Plusieurs scientifiques de renom, à la pointe de la recherche sur le virus Ebola, plaident pour que certains traitements expérimentaux soient administrés aux personnels de santé africains. Bon sens ou folie ? L’affaire commence à faire grand bruit.
Il fallait s’y attendre : après l’étonnante rémission, cette semaine, du médecin américain Kent Brantly – qui a reçu un traitement expérimental pour lutter contre Ebola après avoir contracté la maladie au Liberia – plusieurs voix se sont élevées pour que les Africains malades puissent eux aussi bénéficier du précieux sérum.
>> À lire sur France 24 : un sérum "sauve" deux Américains infectés au Liberia
Le médecin belge Peter Piot, grand nom de la profession qui a découvert le virus en 1976 au Zaïre (l’actuelle République démocratique du Congo, RDC), fait partie de ceux-là. Avec deux de ses confrères, David Heymann et Jeremy Farrar, le chercheur belge estime que plusieurs traitements en cours d’expérimentation – et qui ont déjà montré leur efficacité sur des singes - devraient être administrés aux personnels de santé africains.
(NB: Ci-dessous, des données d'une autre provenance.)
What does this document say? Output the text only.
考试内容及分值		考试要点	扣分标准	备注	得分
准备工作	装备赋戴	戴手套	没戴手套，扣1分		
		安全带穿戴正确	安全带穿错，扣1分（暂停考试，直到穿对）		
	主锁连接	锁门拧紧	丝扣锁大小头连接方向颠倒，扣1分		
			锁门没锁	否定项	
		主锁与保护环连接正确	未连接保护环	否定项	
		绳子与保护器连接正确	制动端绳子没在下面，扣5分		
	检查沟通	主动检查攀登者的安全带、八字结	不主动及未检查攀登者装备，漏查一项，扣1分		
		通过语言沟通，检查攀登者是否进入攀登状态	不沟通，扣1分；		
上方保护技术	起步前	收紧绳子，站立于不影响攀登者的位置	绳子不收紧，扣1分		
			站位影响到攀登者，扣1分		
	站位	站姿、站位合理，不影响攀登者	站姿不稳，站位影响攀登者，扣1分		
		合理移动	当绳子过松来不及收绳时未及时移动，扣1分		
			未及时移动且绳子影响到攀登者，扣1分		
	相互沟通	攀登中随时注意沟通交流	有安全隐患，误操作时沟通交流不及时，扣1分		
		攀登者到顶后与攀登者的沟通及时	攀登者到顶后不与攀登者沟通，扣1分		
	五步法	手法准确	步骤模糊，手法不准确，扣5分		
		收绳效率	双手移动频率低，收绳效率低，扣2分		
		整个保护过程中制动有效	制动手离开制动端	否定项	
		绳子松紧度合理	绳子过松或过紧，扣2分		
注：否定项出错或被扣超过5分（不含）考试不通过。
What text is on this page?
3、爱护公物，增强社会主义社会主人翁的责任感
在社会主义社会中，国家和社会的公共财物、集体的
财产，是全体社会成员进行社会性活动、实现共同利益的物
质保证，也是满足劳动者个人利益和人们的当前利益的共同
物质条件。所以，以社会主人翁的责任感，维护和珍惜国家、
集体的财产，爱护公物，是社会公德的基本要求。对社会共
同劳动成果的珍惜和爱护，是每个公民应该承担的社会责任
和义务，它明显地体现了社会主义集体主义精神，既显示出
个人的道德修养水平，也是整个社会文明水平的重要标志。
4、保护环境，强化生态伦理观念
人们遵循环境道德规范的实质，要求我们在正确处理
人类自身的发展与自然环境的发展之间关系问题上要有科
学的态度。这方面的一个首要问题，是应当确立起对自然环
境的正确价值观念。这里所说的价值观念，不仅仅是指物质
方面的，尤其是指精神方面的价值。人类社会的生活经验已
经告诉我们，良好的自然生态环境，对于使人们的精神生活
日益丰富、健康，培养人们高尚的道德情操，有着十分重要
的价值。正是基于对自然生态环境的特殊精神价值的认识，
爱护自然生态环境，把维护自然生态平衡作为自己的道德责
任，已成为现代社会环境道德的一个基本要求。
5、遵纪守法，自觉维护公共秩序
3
"Les gouvernements africains devraient être autorisés à prendre des décisions informées concernant l’usage ou non de ces produits – par exemple pour protéger et traiter les travailleurs de santé qui courent des risques d’infection particulièrement élevés", ont écrit les trois chercheurs dans un communiqué commun, diffusé mardi 5 août.
Africains cobayes ?
Mais les Africains peuvent-ils servir de cobayes au seul nom de l’urgence sanitaire ? D’un point de vue éthique, le débat est hautement sensible. Ces produits sont en effet encore loin d’avoir passé tous les essais cliniques et les procédures d’homologation. Pour Peter Piot, pourtant, une réglementation stricte permettant la délivrance légale de certains de ces sérums à titre préventif n’est pas déraisonnable.
"Je pense que le moment est venu, au moins dans les capitales [africaines], d'offrir ce genre de traitements pour un usage compassionnel [réglementation permettant de rendre légal l'usage de médicaments non-autorisés, NDLR] mais aussi pour découvrir s'ils marchent afin d'être prêts pour la prochaine épidémie", a-t-il appelé de ses voeux le 31 juillet. Pour le chercheur, l'OMS est le seul organe capable de permettre une telle autorisation.
>> À voir sur France 24 : Au Liberia, des victimes d'Ebola ramassées en pleine rue
L’appel de ces trois médecins intervient au moment même où le président américain fait, lui, preuve de réticence et estime qu’il est prématuré de délivrer au grand public ces traitements non homologués. "Je pense que nous devons laisser la science nous guider. Et je ne pense pas que nous ayons toutes les informations pour déterminer si ce médicament [le sérum administré aux deux Américains] est efficace", a-t-il déclaré, mercredi. Une prudence que partage le Dr Anthony Fauci, directeur de l'Institut américain des allergies et des maladies infectieuses (NIAID). Le sérum n’a eu une "certaine" efficacité que chez deux patients, a-t-il expliqué. […] Nous devons être prudents avant de tirer des conclusions."
Un vaccin en 2015 ?
Le débat autour de l’administration de ce sérum anti-Ebola est né après l’étonnante rémission du docteur américain Kent Brantly. L’homme de 33 ans, gravement atteint par le virus, a été capable de se lever et prendre une douche quelques heures après avoir reçu par injection un sérum baptisé ZMapp - qui n’avait été testé auparavant que sur huit singes. L’anticorps, créé à base de cellules de souris infectées, a été développé par une firme de biotech américaine, Mapp Biopharmaceutical.
A l’heure où l’OMS fait état de plus de 930 morts en Afrique de l’ouest, aucun traitement n’est disponible sur le marché. Un nouveau foyer de la maladie vient d’apparaître au Nigeria où sept nouveaux cas ont été signalés. Un essai clinique du sérum ZMapp - testé sur des humains, donc - est prévu en septembre. Ses résultats seront connus à la mi-janvier 2015. Dans le meilleur des cas, un vaccin pourrait être prêt à la mi-2015.